Godspell, now playing at Lakewood Theatre Company, and directed by Michael Snider, is not a production original for its storytelling. It is, however, graced with a company of talented singers and dancers, and high-octane energy. Look at it as the New Testament on steroids.
As Godspell opens, Socrates, Aquinas, Luther, and Nietzsche meet at the playground to state their views on religion. They wear colorful tennis shoes. Talking out of context, they sound like pompous children, rendering the setting appropriate (scenic design by John Gerth).
So begins a two-hour musical romp through the Gospel according to St. Matthew, with parables from taken from Luke. John the Baptist (Brock Bivens) dunks Jesus (Alec Cameron Lugo), thereby facilitating the beginning of Jesus’s short-lived career as a prophet, teacher, and “fisher of men”.

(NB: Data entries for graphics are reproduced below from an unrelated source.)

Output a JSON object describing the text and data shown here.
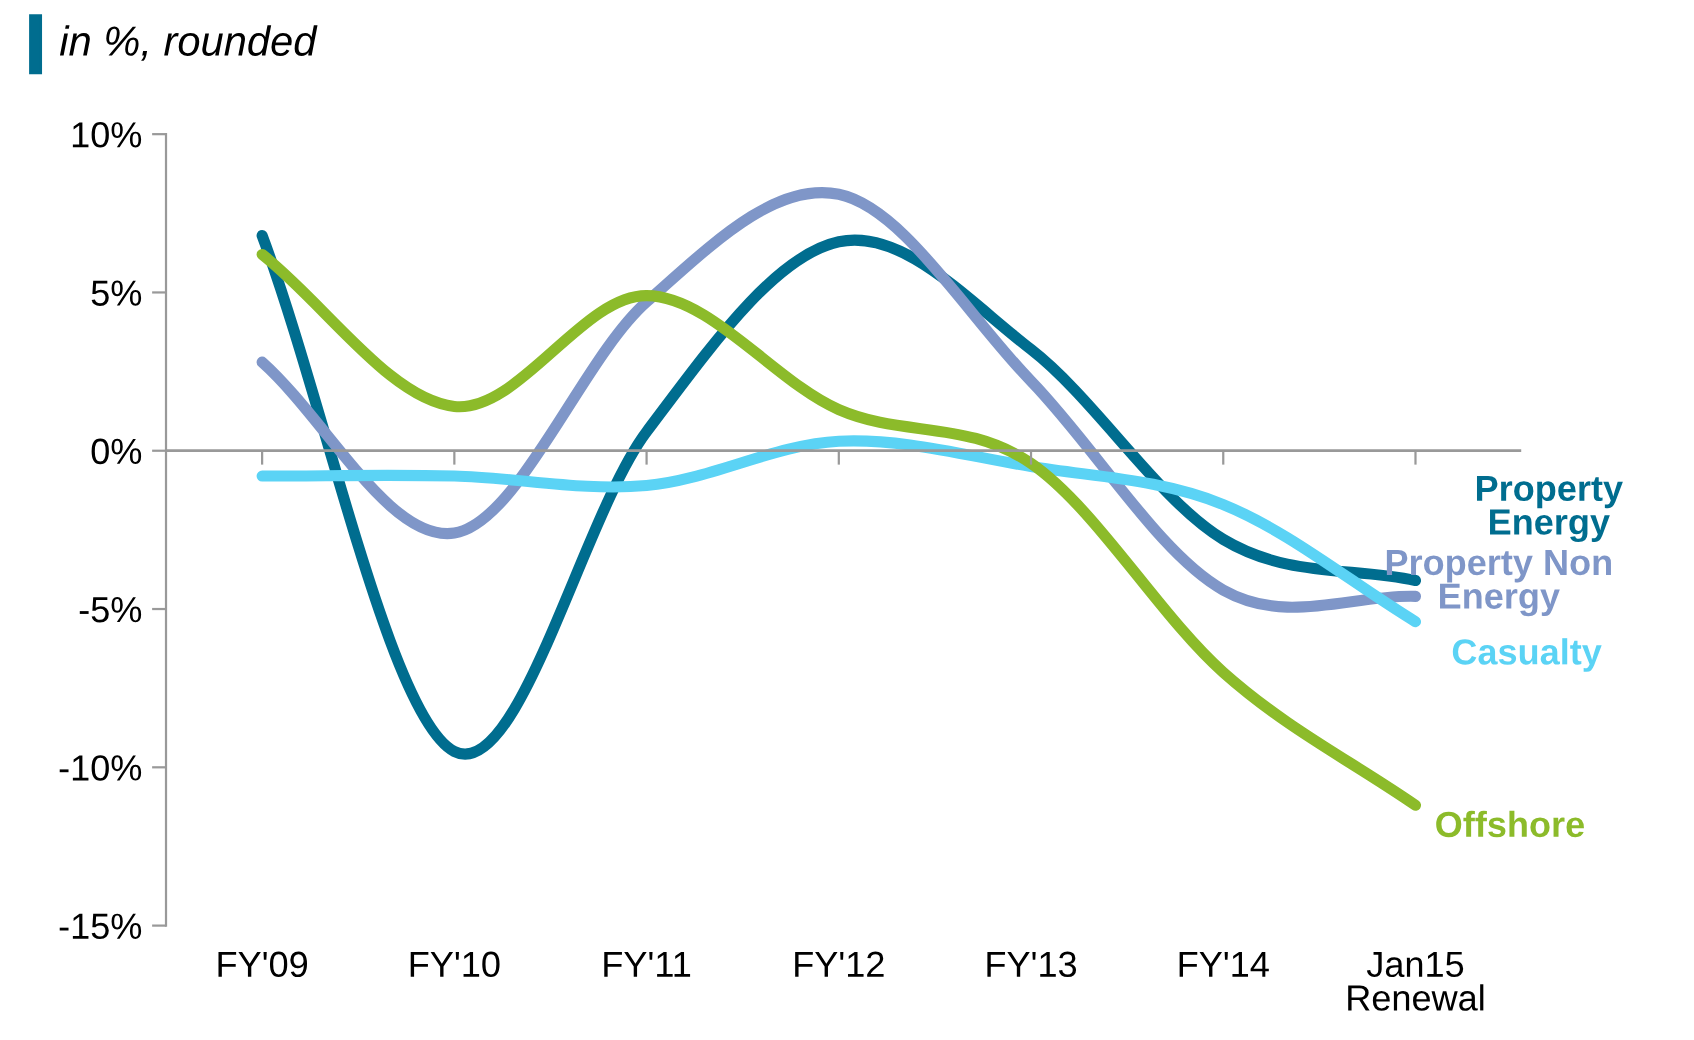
{
  "chart_data": {
    "type": "line",
    "title": "in %, rounded",
    "categories": [
      "FY'09",
      "FY'10",
      "FY'11",
      "FY'12",
      "FY'13",
      "FY'14",
      "Jan15\nRenewal"
    ],
    "series": [
      {
        "name": "Property\nEnergy",
        "color": "#006d8f",
        "values": [
          6.8,
          -9.5,
          0.6,
          6.6,
          3.2,
          -2.8,
          -4.1
        ]
      },
      {
        "name": "Property Non\nEnergy",
        "color": "#7f96c8",
        "values": [
          2.8,
          -2.6,
          4.7,
          8.1,
          2.2,
          -4.4,
          -4.6
        ]
      },
      {
        "name": "Casualty",
        "color": "#5bd3f5",
        "values": [
          -0.8,
          -0.8,
          -1.1,
          0.3,
          -0.5,
          -1.7,
          -5.4
        ]
      },
      {
        "name": "Offshore",
        "color": "#8cbb2a",
        "values": [
          6.2,
          1.4,
          4.9,
          1.3,
          -0.4,
          -7.0,
          -11.2
        ]
      }
    ],
    "ylim": [
      -15,
      10
    ],
    "yticks": [
      {
        "value": -15,
        "label": "-15%"
      },
      {
        "value": -10,
        "label": "-10%"
      },
      {
        "value": -5,
        "label": "-5%"
      },
      {
        "value": 0,
        "label": "0%"
      },
      {
        "value": 5,
        "label": "5%"
      },
      {
        "value": 10,
        "label": "10%"
      }
    ],
    "ref_lines": [
      {
        "axis": "y",
        "value": 0,
        "color": "#999999",
        "line_style": "solid"
      }
    ],
    "grid": false,
    "legend": false,
    "marker": "none",
    "line_style": "solid"
  }
}
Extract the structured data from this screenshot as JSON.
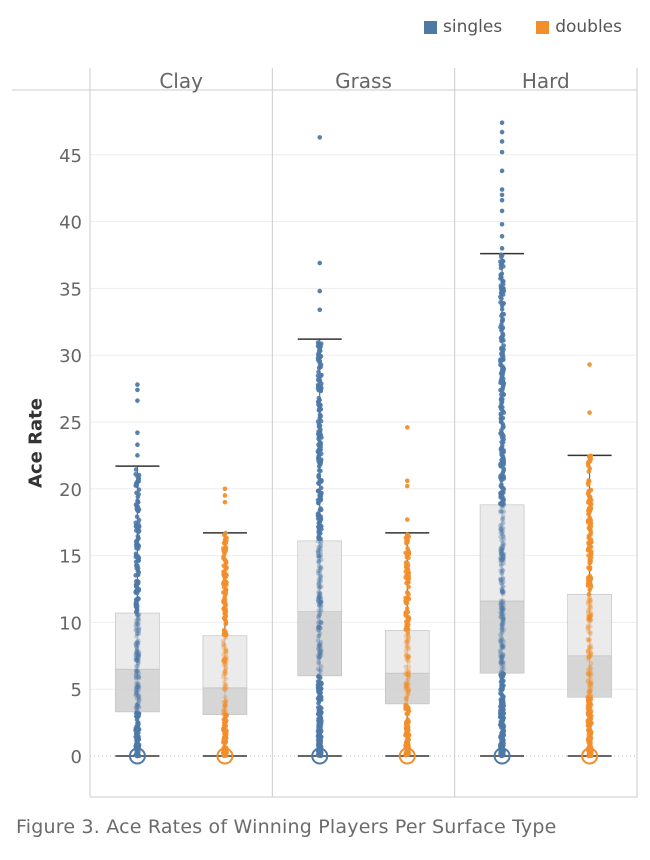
{
  "legend": [
    {
      "label": "singles",
      "color": "#4e79a7"
    },
    {
      "label": "doubles",
      "color": "#f28e2b"
    }
  ],
  "caption": "Figure 3. Ace Rates of Winning Players Per Surface Type",
  "chart_data": {
    "type": "box",
    "title": "",
    "ylabel": "Ace Rate",
    "xlabel": "",
    "ylim": [
      0,
      48
    ],
    "yticks": [
      0,
      5,
      10,
      15,
      20,
      25,
      30,
      35,
      40,
      45
    ],
    "grid": true,
    "legend_position": "top-right",
    "panels": [
      "Clay",
      "Grass",
      "Hard"
    ],
    "series": [
      {
        "name": "singles",
        "color": "#4e79a7",
        "boxes": [
          {
            "panel": "Clay",
            "min": 0,
            "q1": 3.3,
            "median": 6.5,
            "q3": 10.7,
            "whisker_high": 21.7,
            "outliers": [
              22.5,
              23.3,
              24.2,
              26.6,
              27.4,
              27.8
            ]
          },
          {
            "panel": "Grass",
            "min": 0,
            "q1": 6.0,
            "median": 10.8,
            "q3": 16.1,
            "whisker_high": 31.2,
            "outliers": [
              33.4,
              34.8,
              36.9,
              46.3
            ]
          },
          {
            "panel": "Hard",
            "min": 0,
            "q1": 6.2,
            "median": 11.6,
            "q3": 18.8,
            "whisker_high": 37.6,
            "outliers": [
              38.0,
              38.9,
              39.8,
              40.8,
              41.6,
              42.0,
              42.4,
              43.8,
              45.2,
              46.0,
              46.7,
              47.4
            ]
          }
        ]
      },
      {
        "name": "doubles",
        "color": "#f28e2b",
        "boxes": [
          {
            "panel": "Clay",
            "min": 0,
            "q1": 3.1,
            "median": 5.1,
            "q3": 9.0,
            "whisker_high": 16.7,
            "outliers": [
              19.0,
              19.5,
              20.0
            ]
          },
          {
            "panel": "Grass",
            "min": 0,
            "q1": 3.9,
            "median": 6.2,
            "q3": 9.4,
            "whisker_high": 16.7,
            "outliers": [
              17.7,
              20.2,
              20.6,
              24.6
            ]
          },
          {
            "panel": "Hard",
            "min": 0,
            "q1": 4.4,
            "median": 7.5,
            "q3": 12.1,
            "whisker_high": 22.5,
            "outliers": [
              25.7,
              29.3
            ]
          }
        ]
      }
    ]
  }
}
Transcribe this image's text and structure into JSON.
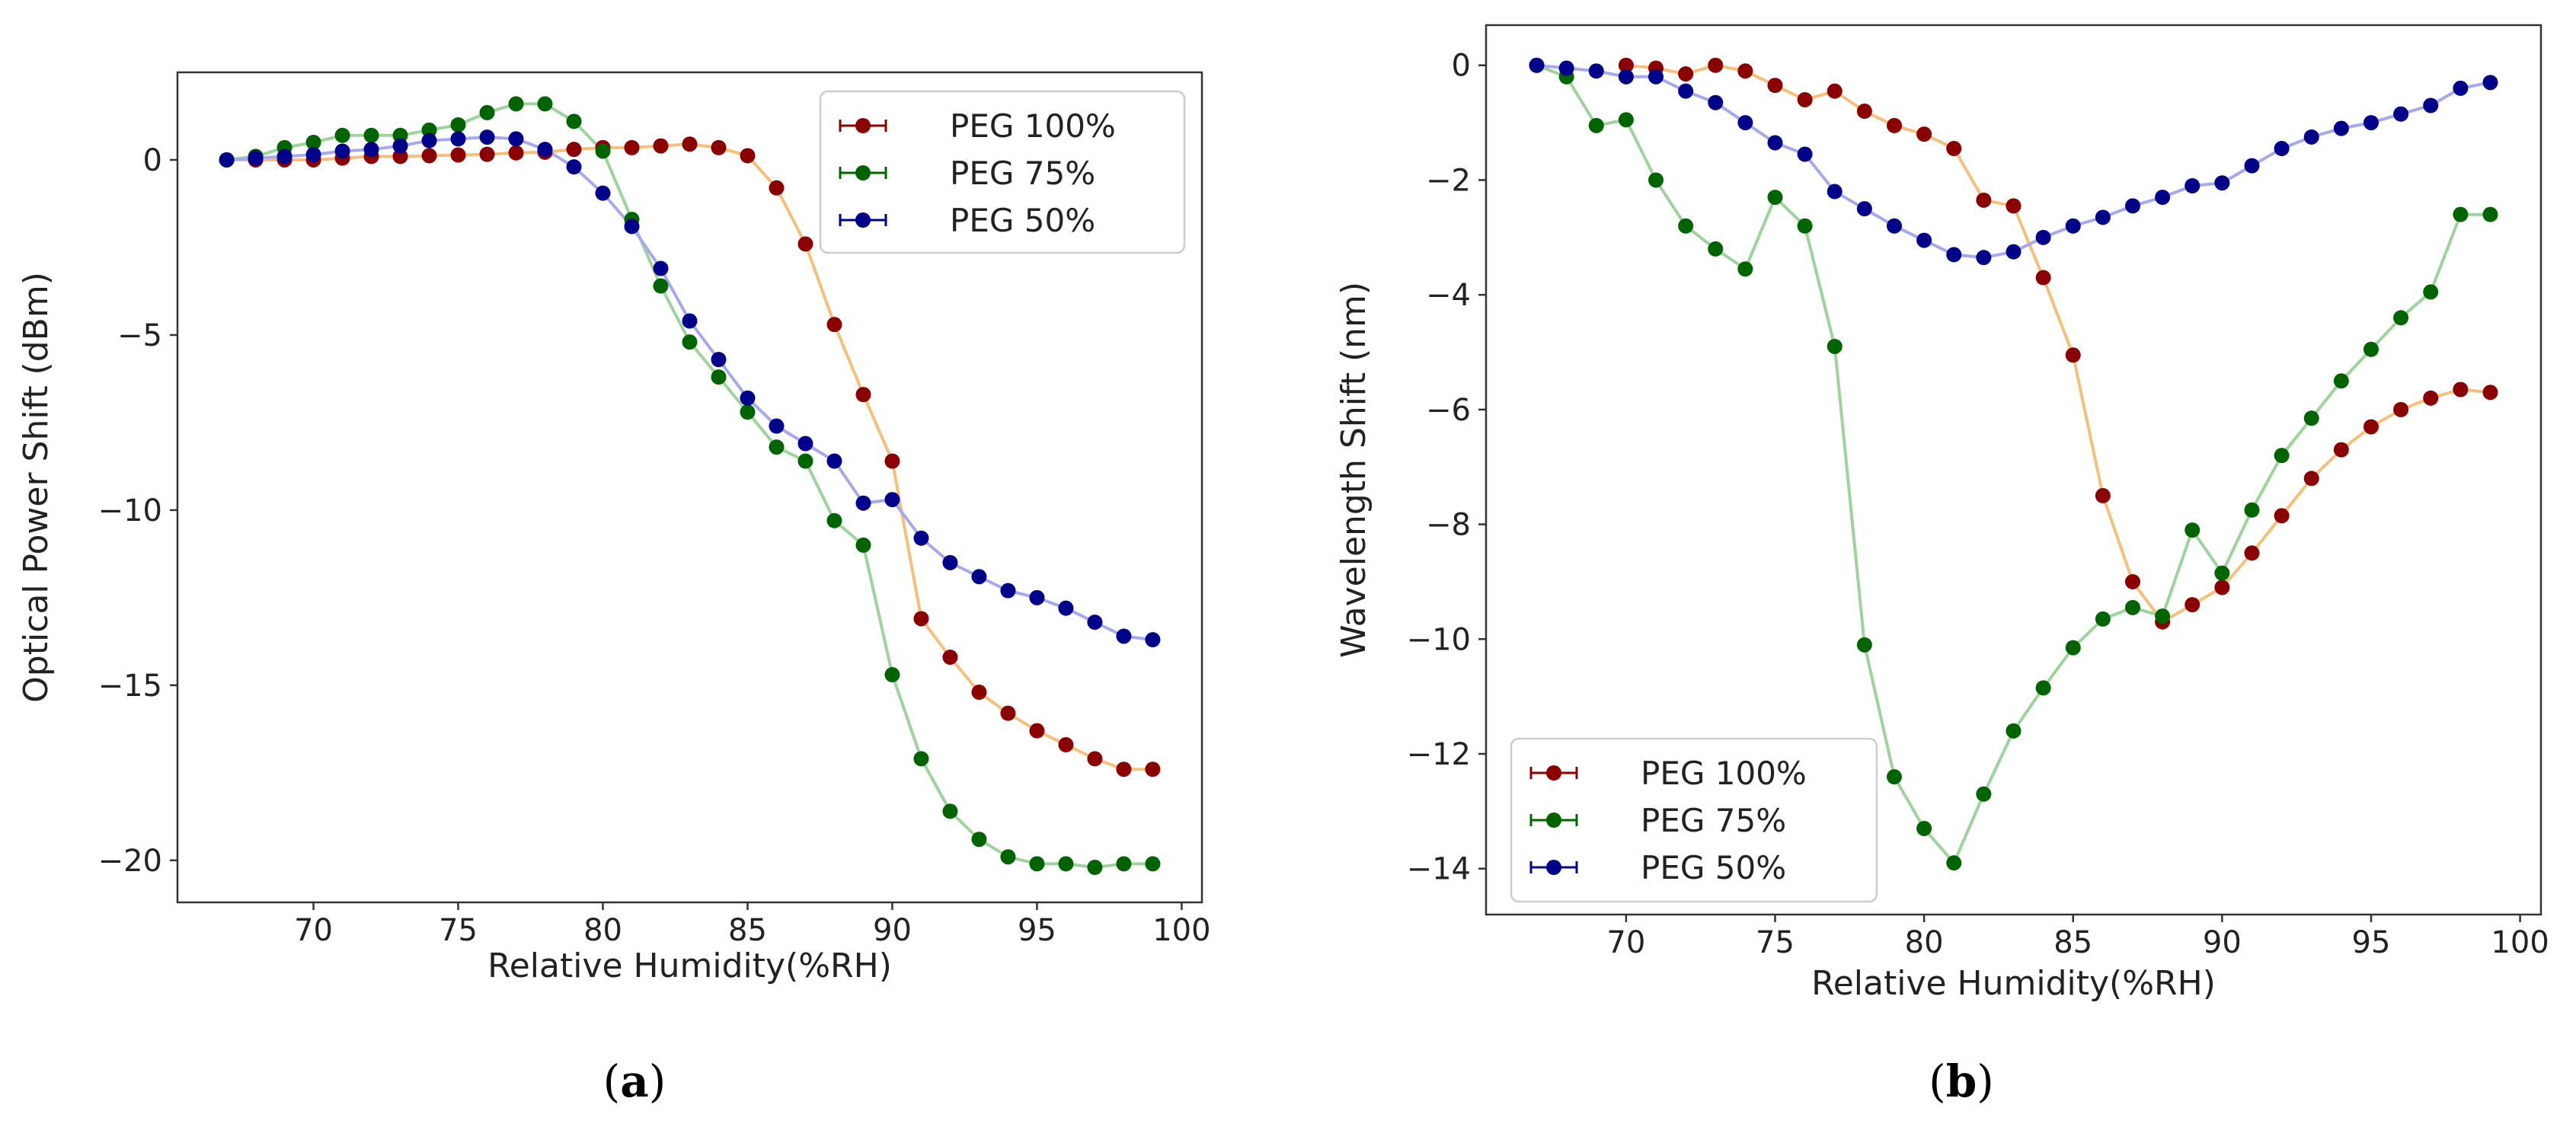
{
  "chart_data": [
    {
      "type": "line",
      "caption": "(a)",
      "caption_letter": "a",
      "xlabel": "Relative Humidity(%RH)",
      "ylabel": "Optical Power Shift (dBm)",
      "xlim": [
        65.3,
        100.7
      ],
      "ylim": [
        -21.2,
        2.5
      ],
      "xticks": [
        70,
        75,
        80,
        85,
        90,
        95,
        100
      ],
      "xtick_labels": [
        "70",
        "75",
        "80",
        "85",
        "90",
        "95",
        "100"
      ],
      "yticks": [
        0,
        -5,
        -10,
        -15,
        -20
      ],
      "ytick_labels": [
        "0",
        "−5",
        "−10",
        "−15",
        "−20"
      ],
      "legend_position": "top-right",
      "series": [
        {
          "name": "PEG 100%",
          "color": "#8b0000",
          "line_color": "#f5c07a",
          "x": [
            67,
            68,
            69,
            70,
            71,
            72,
            73,
            74,
            75,
            76,
            77,
            78,
            79,
            80,
            81,
            82,
            83,
            84,
            85,
            86,
            87,
            88,
            89,
            90,
            91,
            92,
            93,
            94,
            95,
            96,
            97,
            98,
            99
          ],
          "y": [
            0,
            0,
            0,
            0,
            0.05,
            0.1,
            0.1,
            0.12,
            0.14,
            0.16,
            0.2,
            0.22,
            0.3,
            0.35,
            0.35,
            0.4,
            0.45,
            0.35,
            0.12,
            -0.8,
            -2.4,
            -4.7,
            -6.7,
            -8.6,
            -13.1,
            -14.2,
            -15.2,
            -15.8,
            -16.3,
            -16.7,
            -17.1,
            -17.4,
            -17.4
          ]
        },
        {
          "name": "PEG 75%",
          "color": "#006400",
          "line_color": "#9ed39e",
          "x": [
            67,
            68,
            69,
            70,
            71,
            72,
            73,
            74,
            75,
            76,
            77,
            78,
            79,
            80,
            81,
            82,
            83,
            84,
            85,
            86,
            87,
            88,
            89,
            90,
            91,
            92,
            93,
            94,
            95,
            96,
            97,
            98,
            99
          ],
          "y": [
            0,
            0.1,
            0.35,
            0.5,
            0.7,
            0.7,
            0.7,
            0.85,
            1.0,
            1.35,
            1.6,
            1.6,
            1.1,
            0.25,
            -1.7,
            -3.6,
            -5.2,
            -6.2,
            -7.2,
            -8.2,
            -8.6,
            -10.3,
            -11,
            -14.7,
            -17.1,
            -18.6,
            -19.4,
            -19.9,
            -20.1,
            -20.1,
            -20.2,
            -20.1,
            -20.1
          ]
        },
        {
          "name": "PEG 50%",
          "color": "#00008b",
          "line_color": "#a8a8ec",
          "x": [
            67,
            68,
            69,
            70,
            71,
            72,
            73,
            74,
            75,
            76,
            77,
            78,
            79,
            80,
            81,
            82,
            83,
            84,
            85,
            86,
            87,
            88,
            89,
            90,
            91,
            92,
            93,
            94,
            95,
            96,
            97,
            98,
            99
          ],
          "y": [
            0,
            0.05,
            0.1,
            0.15,
            0.25,
            0.3,
            0.4,
            0.55,
            0.6,
            0.65,
            0.6,
            0.3,
            -0.2,
            -0.95,
            -1.9,
            -3.1,
            -4.6,
            -5.7,
            -6.8,
            -7.6,
            -8.1,
            -8.6,
            -9.8,
            -9.7,
            -10.8,
            -11.5,
            -11.9,
            -12.3,
            -12.5,
            -12.8,
            -13.2,
            -13.6,
            -13.7
          ]
        }
      ]
    },
    {
      "type": "line",
      "caption": "(b)",
      "caption_letter": "b",
      "xlabel": "Relative Humidity(%RH)",
      "ylabel": "Wavelength Shift (nm)",
      "xlim": [
        65.3,
        100.7
      ],
      "ylim": [
        -14.8,
        0.7
      ],
      "xticks": [
        70,
        75,
        80,
        85,
        90,
        95,
        100
      ],
      "xtick_labels": [
        "70",
        "75",
        "80",
        "85",
        "90",
        "95",
        "100"
      ],
      "yticks": [
        0,
        -2,
        -4,
        -6,
        -8,
        -10,
        -12,
        -14
      ],
      "ytick_labels": [
        "0",
        "−2",
        "−4",
        "−6",
        "−8",
        "−10",
        "−12",
        "−14"
      ],
      "legend_position": "bottom-left",
      "series": [
        {
          "name": "PEG 100%",
          "color": "#8b0000",
          "line_color": "#f5c07a",
          "x": [
            70,
            71,
            72,
            73,
            74,
            75,
            76,
            77,
            78,
            79,
            80,
            81,
            82,
            83,
            84,
            85,
            86,
            87,
            88,
            89,
            90,
            91,
            92,
            93,
            94,
            95,
            96,
            97,
            98,
            99
          ],
          "y": [
            0,
            -0.05,
            -0.15,
            0,
            -0.1,
            -0.35,
            -0.6,
            -0.45,
            -0.8,
            -1.05,
            -1.2,
            -1.45,
            -2.35,
            -2.45,
            -3.7,
            -5.05,
            -7.5,
            -9.0,
            -9.7,
            -9.4,
            -9.1,
            -8.5,
            -7.85,
            -7.2,
            -6.7,
            -6.3,
            -6.0,
            -5.8,
            -5.65,
            -5.7
          ]
        },
        {
          "name": "PEG 75%",
          "color": "#006400",
          "line_color": "#9ed39e",
          "x": [
            67,
            68,
            69,
            70,
            71,
            72,
            73,
            74,
            75,
            76,
            77,
            78,
            79,
            80,
            81,
            82,
            83,
            84,
            85,
            86,
            87,
            88,
            89,
            90,
            91,
            92,
            93,
            94,
            95,
            96,
            97,
            98,
            99
          ],
          "y": [
            0,
            -0.2,
            -1.05,
            -0.95,
            -2.0,
            -2.8,
            -3.2,
            -3.55,
            -2.3,
            -2.8,
            -4.9,
            -10.1,
            -12.4,
            -13.3,
            -13.9,
            -12.7,
            -11.6,
            -10.85,
            -10.15,
            -9.65,
            -9.45,
            -9.6,
            -8.1,
            -8.85,
            -7.75,
            -6.8,
            -6.15,
            -5.5,
            -4.95,
            -4.4,
            -3.95,
            -2.6,
            -2.6
          ]
        },
        {
          "name": "PEG 50%",
          "color": "#00008b",
          "line_color": "#a8a8ec",
          "x": [
            67,
            68,
            69,
            70,
            71,
            72,
            73,
            74,
            75,
            76,
            77,
            78,
            79,
            80,
            81,
            82,
            83,
            84,
            85,
            86,
            87,
            88,
            89,
            90,
            91,
            92,
            93,
            94,
            95,
            96,
            97,
            98,
            99
          ],
          "y": [
            0,
            -0.05,
            -0.1,
            -0.2,
            -0.2,
            -0.45,
            -0.65,
            -1.0,
            -1.35,
            -1.55,
            -2.2,
            -2.5,
            -2.8,
            -3.05,
            -3.3,
            -3.35,
            -3.25,
            -3.0,
            -2.8,
            -2.65,
            -2.45,
            -2.3,
            -2.1,
            -2.05,
            -1.75,
            -1.45,
            -1.25,
            -1.1,
            -1.0,
            -0.85,
            -0.7,
            -0.4,
            -0.3
          ]
        }
      ]
    }
  ]
}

As most of us know, John the Baptist’s career was particularly short-lived, so the artful Brock Bivens also fills the role of Judas. At once innocent and sly, he is just super, particularly in a little song-and-dance routine with Jesus, “All for the Best”, near the end of Act I. The company performs the parables and several stories from Matthew through mime, dance, and song, as Jesus talks us through them.
Musical conductor Cyndy Ramsey-Rier and musicians Max Rees, Amy Roesler, T.J. Arko, and Brian Michael deserve special mention, as do choreographers Michael Snider and Randy Andre Davis.
Says the late playwright John-Michael Tebelak of his play, which premiered in 1971, “I wanted to make it the simple, joyful message that I felt the first time I read [the Gospels]….” In that he succeeded very well. Music is by Stephen Schwartz.
Godspell runs through June 11 on at Lakewood Theatre. It is suitable for all audiences.